In the current study, published in Hepatology Communications, 62 AIH patients were scanned at baseline and follow-up with Perspectum’s non-invasive quantitative MRI technology, LiverMultiScan®, which uses a well validated marker of liver fibro-inflammation, cT1® (e.g. see Jayaswal et al, 2020). The results showed that failure to maintain disease remission was associated with significant increases in cT1 but not liver stiffness (using FibroScan® TE) or ELF blood test. Furthermore, baseline cT1, but not liver stiffness or ELF, was a significant predictor of future loss of biochemical remission demonstrating LiverMultiScan’s potential to inform a pre-emptive change in treatment to reduce the likelihood of disease progression.  

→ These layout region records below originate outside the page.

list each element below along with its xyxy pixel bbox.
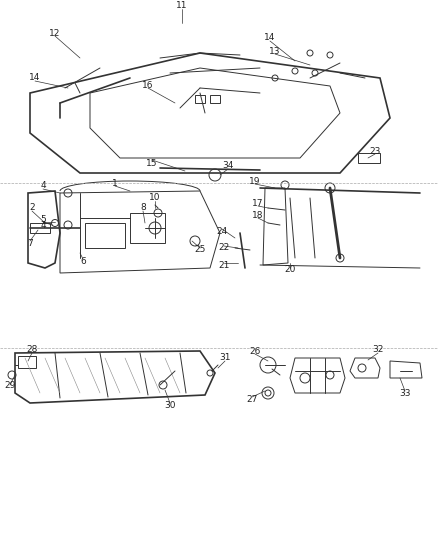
- Bar: [30, 223, 50, 233]
- Text: 8: 8: [140, 204, 146, 213]
- Text: 11: 11: [176, 2, 188, 11]
- Text: 23: 23: [369, 147, 381, 156]
- Bar: [195, 95, 205, 103]
- Text: 12: 12: [49, 28, 61, 37]
- Bar: [85, 223, 125, 248]
- Text: 6: 6: [80, 256, 86, 265]
- Text: 13: 13: [269, 46, 281, 55]
- Text: 32: 32: [372, 345, 384, 354]
- Text: 14: 14: [264, 34, 276, 43]
- Text: 17: 17: [252, 198, 264, 207]
- Text: 34: 34: [223, 161, 234, 171]
- Text: 24: 24: [216, 227, 228, 236]
- Text: 29: 29: [4, 382, 16, 391]
- Text: 25: 25: [194, 246, 206, 254]
- Text: 7: 7: [27, 238, 33, 247]
- Text: 33: 33: [399, 389, 411, 398]
- Text: 30: 30: [164, 400, 176, 409]
- Bar: [130, 213, 165, 243]
- Bar: [358, 153, 380, 163]
- Text: 4: 4: [40, 221, 46, 230]
- Text: 5: 5: [40, 214, 46, 223]
- Text: 28: 28: [26, 345, 38, 354]
- Text: 14: 14: [29, 74, 41, 83]
- Text: 10: 10: [149, 193, 161, 203]
- Text: 26: 26: [249, 346, 261, 356]
- Text: 20: 20: [284, 265, 296, 274]
- Text: 31: 31: [219, 353, 231, 362]
- Text: 18: 18: [252, 211, 264, 220]
- Bar: [210, 95, 220, 103]
- Text: 19: 19: [249, 176, 261, 185]
- Text: 4: 4: [40, 182, 46, 190]
- Text: 16: 16: [142, 80, 154, 90]
- Text: 1: 1: [112, 179, 118, 188]
- Text: 27: 27: [246, 395, 258, 405]
- Text: 22: 22: [219, 244, 230, 253]
- Text: 15: 15: [146, 158, 158, 167]
- Bar: [18, 356, 36, 368]
- Text: 2: 2: [29, 204, 35, 213]
- Text: 21: 21: [218, 261, 230, 270]
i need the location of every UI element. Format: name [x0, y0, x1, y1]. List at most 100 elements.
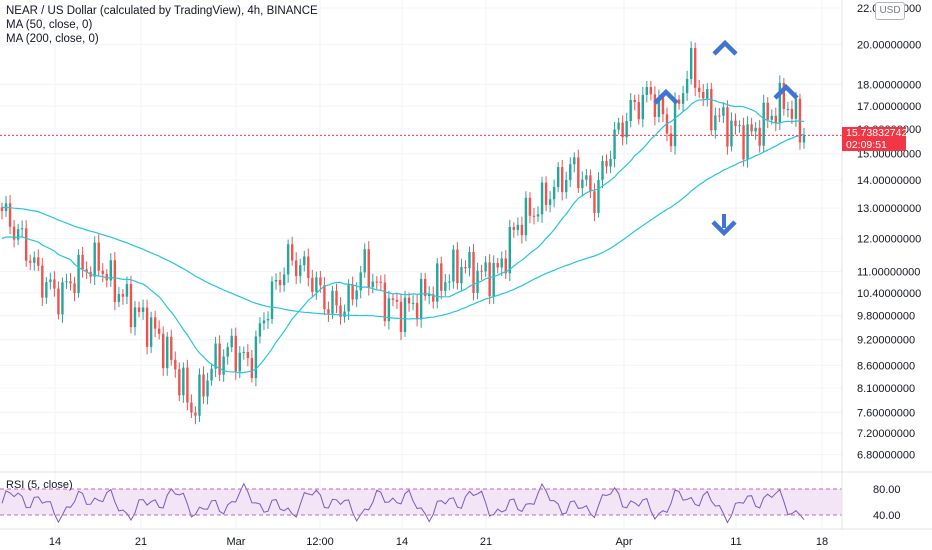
candle-body: [427, 294, 431, 297]
candle-body: [790, 108, 794, 119]
candle-body: [73, 283, 76, 294]
candle-body: [286, 244, 290, 275]
candle-body: [452, 249, 455, 282]
candle-body: [45, 282, 48, 298]
candle-body: [532, 215, 536, 217]
candle-body: [685, 78, 689, 94]
candle-body: [113, 260, 117, 302]
candle-body: [657, 97, 661, 117]
currency-button[interactable]: USD: [875, 2, 905, 20]
candle-body: [484, 262, 487, 272]
candle-body: [786, 108, 790, 110]
price-axis-label: 13.00000000: [857, 203, 921, 215]
candle-body: [299, 265, 302, 277]
candle-body: [145, 307, 149, 347]
candle-body: [202, 374, 205, 397]
up-arrow-icon[interactable]: [712, 39, 738, 56]
candle-body: [166, 336, 169, 369]
candle-body: [609, 159, 612, 167]
candle-body: [629, 99, 632, 122]
grid-lines: [0, 0, 842, 528]
price-axis-label: 8.60000000: [857, 360, 915, 372]
candle-body: [726, 107, 729, 147]
candle-body: [464, 266, 467, 269]
candle-body: [581, 179, 584, 189]
candle-body: [49, 279, 52, 283]
candle-body: [476, 270, 479, 293]
candle-body: [331, 290, 334, 314]
candle-body: [456, 249, 459, 284]
candle-body: [625, 121, 628, 138]
time-axis-label: 11: [730, 536, 741, 548]
candle-body: [637, 102, 640, 120]
rsi-axis-label: 80.00: [873, 484, 901, 496]
candle-body: [762, 102, 765, 146]
price-axis-label: 10.40000000: [857, 288, 921, 300]
candle-body: [93, 242, 96, 277]
price-axis-label: 18.00000000: [857, 79, 921, 91]
candle-body: [750, 124, 753, 132]
candle-body: [589, 175, 592, 192]
candle-body: [246, 351, 250, 359]
down-arrow-icon[interactable]: [711, 220, 737, 237]
legend-title[interactable]: NEAR / US Dollar (calculated by TradingV…: [6, 5, 318, 17]
candle-body: [766, 102, 769, 120]
legend-rsi[interactable]: RSI (5, close): [6, 479, 73, 491]
candle-body: [278, 280, 282, 286]
candle-body: [97, 242, 100, 271]
candle-body: [569, 164, 572, 180]
candle-body: [673, 99, 677, 147]
candle-body: [186, 367, 189, 403]
candle-body: [689, 48, 693, 79]
up-arrow-icon[interactable]: [773, 83, 799, 100]
candle-body: [432, 294, 435, 302]
annotation-arrows[interactable]: [653, 39, 799, 237]
candle-body: [65, 281, 68, 283]
price-axis-label: 8.10000000: [857, 383, 915, 395]
candle-body: [105, 274, 108, 281]
candle-body: [722, 107, 725, 116]
candle-body: [677, 99, 681, 104]
candle-body: [698, 87, 701, 93]
candle-body: [681, 93, 685, 104]
candle-body: [335, 290, 338, 306]
bar-countdown: 02:09:51: [846, 139, 887, 152]
time-axis-label: 14: [396, 536, 408, 548]
candle-body: [597, 180, 600, 213]
candle-body: [242, 351, 246, 353]
candle-body: [117, 294, 121, 302]
price-axis-label: 14.00000000: [857, 175, 921, 187]
candle-body: [730, 120, 733, 147]
candle-body: [399, 301, 403, 332]
candle-body: [363, 249, 366, 273]
candle-body: [391, 298, 395, 300]
candle-body: [601, 161, 604, 181]
legend-ma200[interactable]: MA (200, close, 0): [6, 33, 99, 45]
price-axis-labels[interactable]: 22.0000000020.0000000018.0000000017.0000…: [857, 3, 921, 462]
candle-body: [423, 278, 427, 297]
candle-body: [548, 199, 552, 205]
time-axis-labels[interactable]: 14 21 Mar 12:00 14 21 Apr 11 18: [49, 536, 828, 548]
candle-body: [359, 272, 362, 291]
candle-body: [770, 115, 773, 120]
candle-body: [520, 224, 524, 236]
price-axis-label: 20.00000000: [857, 39, 921, 51]
candle-body: [133, 307, 137, 328]
candle-body: [641, 94, 644, 120]
candle-body: [12, 226, 16, 240]
candle-body: [266, 318, 270, 321]
axes: [0, 0, 932, 530]
candle-body: [53, 279, 56, 289]
candle-body: [742, 125, 745, 160]
candle-body: [560, 167, 564, 193]
candle-body: [419, 278, 423, 320]
up-arrow-icon[interactable]: [653, 88, 679, 105]
current-price-tag: 15.73832742 02:09:51: [842, 127, 907, 152]
candle-body: [778, 82, 782, 123]
candle-body: [319, 277, 322, 286]
candle-body: [738, 125, 741, 127]
candle-body: [182, 367, 185, 396]
candle-body: [270, 281, 274, 319]
legend-ma50[interactable]: MA (50, close, 0): [6, 19, 93, 31]
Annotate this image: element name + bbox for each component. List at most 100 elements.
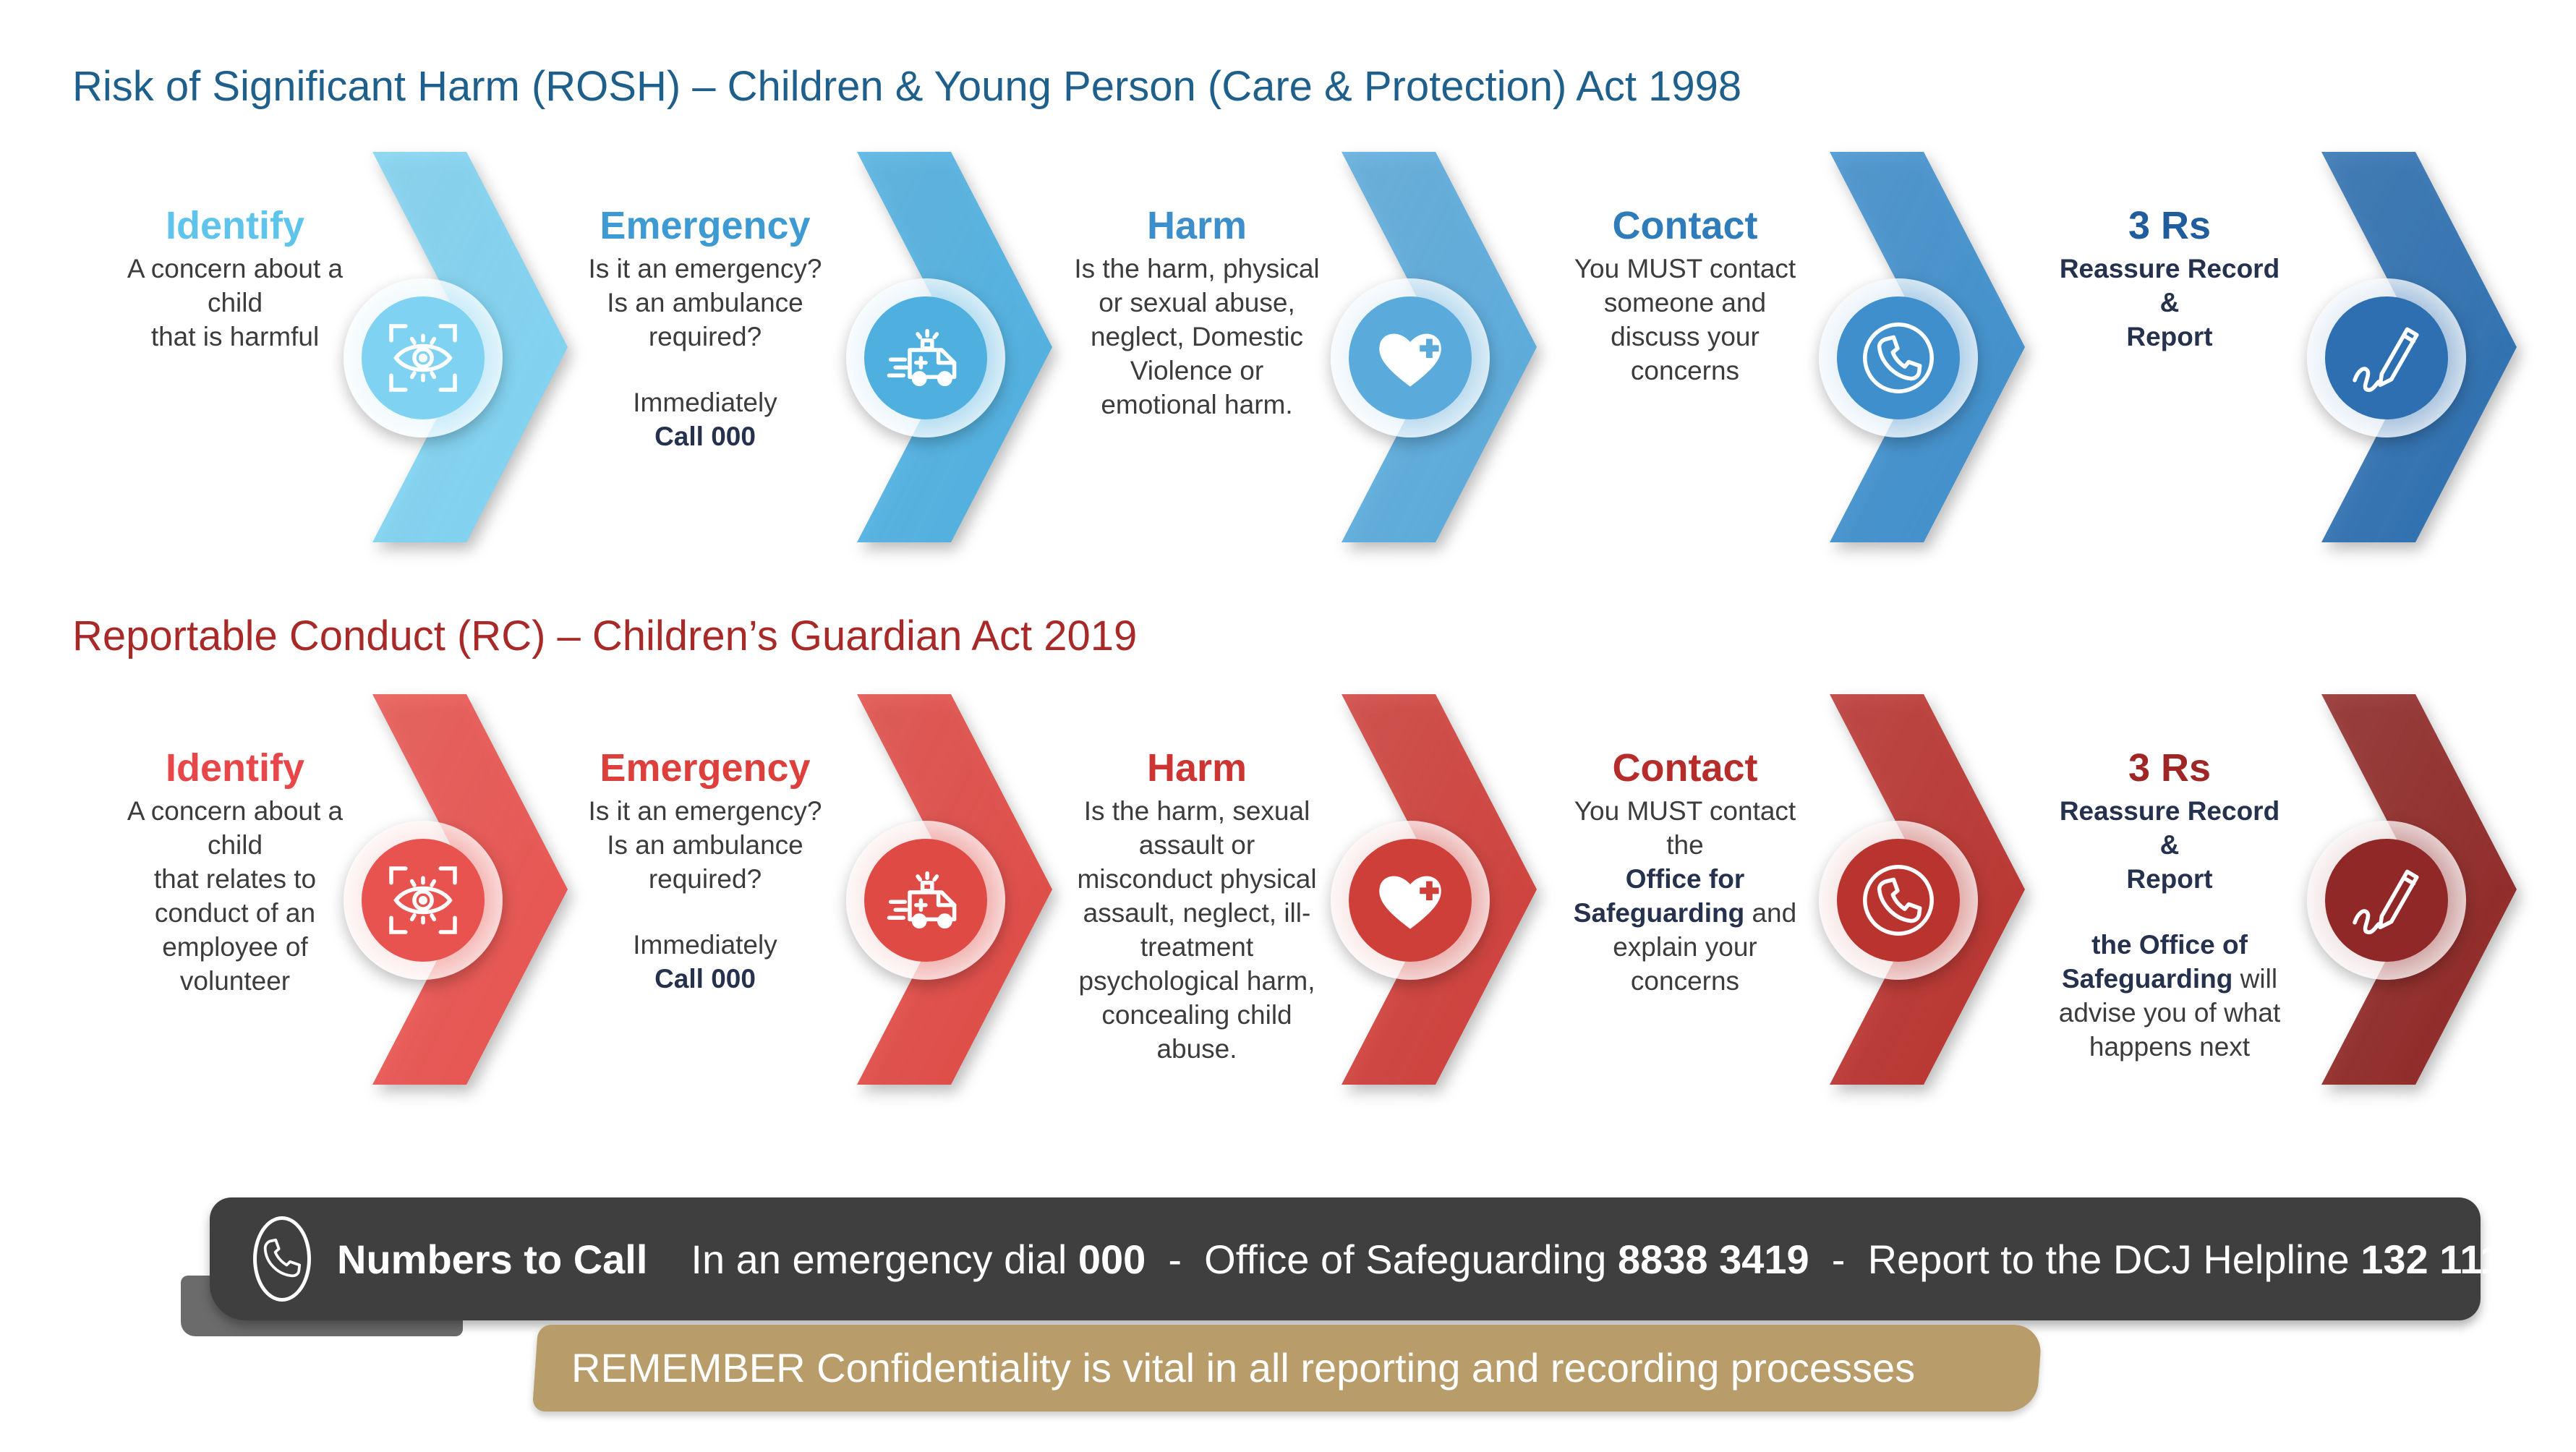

“Although liver biopsy is the gold standard on which disease resolution and treatment withdrawal decisions are made, there is still a very high relapse rate with up to 50% of patients having to come back on treatment within the first 6 months following withdrawal. The lack of sensitivity of blood tests also means that active sub-clinical disease is not usually detected and thus increases the challenge on patient management,” explained Dr Elizabeth Shumbayawonda, Senior Scientist at Perspectum. “cT1 measurements obtained with LiverMultiScan can help to identify those who will have a progression in their disease and thus have a disease relapse despite being in biochemical remission. Early identification of these individuals with high risk disease before they have a disease relapse is of utmost importance as it can positively impact patient monitoring by reliably identifying those who have active sub-clinical disease despite having normal blood markers.”

This proof-of-concept study emphasizes how LiverMultiScan is a disruptive technology with potential to change how patients with AIH are clinically managed and shows promise for the phenotyping and detection of individuals with high-risk disease, who may not be identified using blood tests alone.